Last week, I sent first patch to upstream and it was accepted in mm tree :). I am very happy about that. You can see it here.
Subsystem maintainers are very careful and a lot of people review the codes. Out side of staging directory, and before the internship, my first patch is about y2038 project. When I sent patch for y2038, a lot of developers reviewed and suggested something. I have recently seen the patch here: http://lwn.net/Articles/620870/, it was my first experience :).
Todays, I work with linux kernel mm community, this makes me very excited and happy :). I gained some experiences in this process and learnt how can I be sure with my changes. This is most important case for coding. When I talked with my mentor, every time I reported different thing :) and said "oh this prevents collapsing pages into a thp!". Because I was testing wrong. Finally I could find what was the problem.
For test results, I look /var/log/kern.log, it is very large file so I split it like that: "split -n 5" and look newly created small files and log time stamps is important. To be sure with my changes print out virtual memory address area for my test programs.

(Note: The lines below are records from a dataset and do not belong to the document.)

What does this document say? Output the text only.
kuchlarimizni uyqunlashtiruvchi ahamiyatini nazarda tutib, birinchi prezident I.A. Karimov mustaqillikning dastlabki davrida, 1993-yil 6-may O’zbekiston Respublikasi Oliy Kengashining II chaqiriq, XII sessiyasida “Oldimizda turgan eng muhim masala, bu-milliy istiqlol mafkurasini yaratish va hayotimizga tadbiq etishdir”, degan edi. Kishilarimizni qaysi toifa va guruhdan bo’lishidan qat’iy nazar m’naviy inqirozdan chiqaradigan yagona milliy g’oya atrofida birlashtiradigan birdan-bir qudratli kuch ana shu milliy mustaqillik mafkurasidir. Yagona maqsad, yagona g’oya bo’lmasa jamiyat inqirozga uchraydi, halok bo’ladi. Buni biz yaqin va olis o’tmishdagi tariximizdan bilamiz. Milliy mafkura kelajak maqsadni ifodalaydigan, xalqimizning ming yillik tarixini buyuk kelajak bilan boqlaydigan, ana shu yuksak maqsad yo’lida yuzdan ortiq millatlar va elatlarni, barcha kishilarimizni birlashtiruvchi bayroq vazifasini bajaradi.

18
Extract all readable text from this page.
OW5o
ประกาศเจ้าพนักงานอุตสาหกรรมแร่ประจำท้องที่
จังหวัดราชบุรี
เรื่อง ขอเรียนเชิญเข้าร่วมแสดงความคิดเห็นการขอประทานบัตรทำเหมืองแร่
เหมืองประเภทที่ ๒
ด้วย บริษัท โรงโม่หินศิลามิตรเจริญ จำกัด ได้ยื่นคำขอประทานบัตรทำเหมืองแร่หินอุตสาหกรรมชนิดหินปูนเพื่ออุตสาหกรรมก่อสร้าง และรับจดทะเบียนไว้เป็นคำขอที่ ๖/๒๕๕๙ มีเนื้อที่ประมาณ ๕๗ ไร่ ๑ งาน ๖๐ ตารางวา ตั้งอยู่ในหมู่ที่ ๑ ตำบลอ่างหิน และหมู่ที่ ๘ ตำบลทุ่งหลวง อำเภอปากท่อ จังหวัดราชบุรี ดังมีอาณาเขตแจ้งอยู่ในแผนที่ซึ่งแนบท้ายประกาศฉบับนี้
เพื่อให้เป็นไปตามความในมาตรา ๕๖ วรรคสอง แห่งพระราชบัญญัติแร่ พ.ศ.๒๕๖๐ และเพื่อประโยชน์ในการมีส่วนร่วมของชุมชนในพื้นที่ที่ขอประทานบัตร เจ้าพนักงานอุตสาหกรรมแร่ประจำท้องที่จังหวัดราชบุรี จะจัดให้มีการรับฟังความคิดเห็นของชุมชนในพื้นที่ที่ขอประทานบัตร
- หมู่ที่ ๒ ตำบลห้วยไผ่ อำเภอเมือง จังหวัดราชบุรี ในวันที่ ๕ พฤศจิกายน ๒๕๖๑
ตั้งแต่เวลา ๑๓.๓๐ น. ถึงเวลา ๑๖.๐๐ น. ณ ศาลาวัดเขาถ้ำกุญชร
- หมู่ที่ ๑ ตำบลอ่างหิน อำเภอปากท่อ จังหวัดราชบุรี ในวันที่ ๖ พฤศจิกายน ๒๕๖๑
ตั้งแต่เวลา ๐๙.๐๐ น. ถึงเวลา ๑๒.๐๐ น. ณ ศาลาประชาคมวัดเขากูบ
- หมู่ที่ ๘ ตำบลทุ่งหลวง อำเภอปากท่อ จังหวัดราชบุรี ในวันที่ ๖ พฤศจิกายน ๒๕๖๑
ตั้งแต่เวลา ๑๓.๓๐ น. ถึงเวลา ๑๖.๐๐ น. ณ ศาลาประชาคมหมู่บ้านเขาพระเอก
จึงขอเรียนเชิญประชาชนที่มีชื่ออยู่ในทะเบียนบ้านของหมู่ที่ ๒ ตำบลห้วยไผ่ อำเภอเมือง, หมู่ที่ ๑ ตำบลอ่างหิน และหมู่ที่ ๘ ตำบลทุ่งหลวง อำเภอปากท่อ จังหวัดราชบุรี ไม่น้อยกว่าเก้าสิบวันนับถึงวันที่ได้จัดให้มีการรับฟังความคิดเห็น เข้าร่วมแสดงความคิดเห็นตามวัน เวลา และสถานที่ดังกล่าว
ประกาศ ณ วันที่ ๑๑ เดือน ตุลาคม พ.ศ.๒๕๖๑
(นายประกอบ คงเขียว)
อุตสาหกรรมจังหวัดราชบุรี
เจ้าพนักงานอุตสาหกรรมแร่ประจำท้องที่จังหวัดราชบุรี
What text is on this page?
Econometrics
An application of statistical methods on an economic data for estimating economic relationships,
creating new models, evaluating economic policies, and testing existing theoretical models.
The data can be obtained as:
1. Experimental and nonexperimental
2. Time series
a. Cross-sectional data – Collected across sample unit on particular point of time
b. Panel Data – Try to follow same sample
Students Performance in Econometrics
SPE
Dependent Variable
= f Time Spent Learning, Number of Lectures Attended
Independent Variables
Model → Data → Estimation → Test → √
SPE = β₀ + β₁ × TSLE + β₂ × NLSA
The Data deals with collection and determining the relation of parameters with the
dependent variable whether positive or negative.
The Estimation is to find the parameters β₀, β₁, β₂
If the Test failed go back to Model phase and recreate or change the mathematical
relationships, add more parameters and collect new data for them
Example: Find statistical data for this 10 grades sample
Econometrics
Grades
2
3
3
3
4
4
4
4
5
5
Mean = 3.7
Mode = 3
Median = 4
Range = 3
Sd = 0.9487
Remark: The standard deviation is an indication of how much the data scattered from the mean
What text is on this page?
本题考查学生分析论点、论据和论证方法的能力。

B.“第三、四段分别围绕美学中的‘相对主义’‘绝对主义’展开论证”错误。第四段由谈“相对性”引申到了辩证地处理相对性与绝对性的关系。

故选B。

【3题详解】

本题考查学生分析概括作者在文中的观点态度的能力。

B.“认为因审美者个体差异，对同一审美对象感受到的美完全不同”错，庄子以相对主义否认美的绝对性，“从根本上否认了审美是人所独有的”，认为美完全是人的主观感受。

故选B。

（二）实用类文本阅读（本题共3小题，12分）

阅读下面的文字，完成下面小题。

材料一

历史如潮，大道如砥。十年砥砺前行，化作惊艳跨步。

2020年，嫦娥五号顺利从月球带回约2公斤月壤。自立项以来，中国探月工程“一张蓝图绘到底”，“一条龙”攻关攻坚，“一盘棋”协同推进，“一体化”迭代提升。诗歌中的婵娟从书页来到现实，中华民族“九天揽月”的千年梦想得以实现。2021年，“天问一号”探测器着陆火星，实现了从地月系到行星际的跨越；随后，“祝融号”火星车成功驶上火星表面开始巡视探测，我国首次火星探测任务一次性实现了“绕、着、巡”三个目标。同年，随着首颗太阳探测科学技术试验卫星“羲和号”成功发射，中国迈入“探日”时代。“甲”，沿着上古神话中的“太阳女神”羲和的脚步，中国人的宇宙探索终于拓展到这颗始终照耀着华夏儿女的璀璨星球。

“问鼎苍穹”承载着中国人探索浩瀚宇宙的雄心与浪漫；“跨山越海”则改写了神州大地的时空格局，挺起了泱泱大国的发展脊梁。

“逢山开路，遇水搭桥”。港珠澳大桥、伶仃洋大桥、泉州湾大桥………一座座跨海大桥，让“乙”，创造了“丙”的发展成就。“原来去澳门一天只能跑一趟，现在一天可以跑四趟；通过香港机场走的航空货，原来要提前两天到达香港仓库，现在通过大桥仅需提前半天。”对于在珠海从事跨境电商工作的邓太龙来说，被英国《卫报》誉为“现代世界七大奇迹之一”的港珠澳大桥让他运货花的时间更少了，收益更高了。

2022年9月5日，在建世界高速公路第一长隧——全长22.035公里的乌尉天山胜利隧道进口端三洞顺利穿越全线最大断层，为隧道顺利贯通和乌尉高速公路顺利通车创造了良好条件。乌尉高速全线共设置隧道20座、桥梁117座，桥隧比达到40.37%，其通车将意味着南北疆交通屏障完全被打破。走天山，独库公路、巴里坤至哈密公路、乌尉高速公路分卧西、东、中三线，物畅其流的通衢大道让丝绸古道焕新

/proc/pid/smaps shows whole vmas for the process. pr_info("vm_start = %04lx\n", vma->vm_start); is enough to see begining address of the vma. Sometimes I need to see which process run this function, I print out current->pid. If I know what happened in every step, I find my faults very easy. I have to do something like that, because other processes will log about their huge pages in kern.log and I shouldn't confuse which process logged the results. To examining kern.log was big scale thing for me.
Before sending patch I need to be careful and check something for my patch. Also keeping focus on the issues is important. Working on kernel needs to pay attention more accorrding to other projects which I got experiences with them when I was student.
After this patch, I will work on zero pages and discover new things :).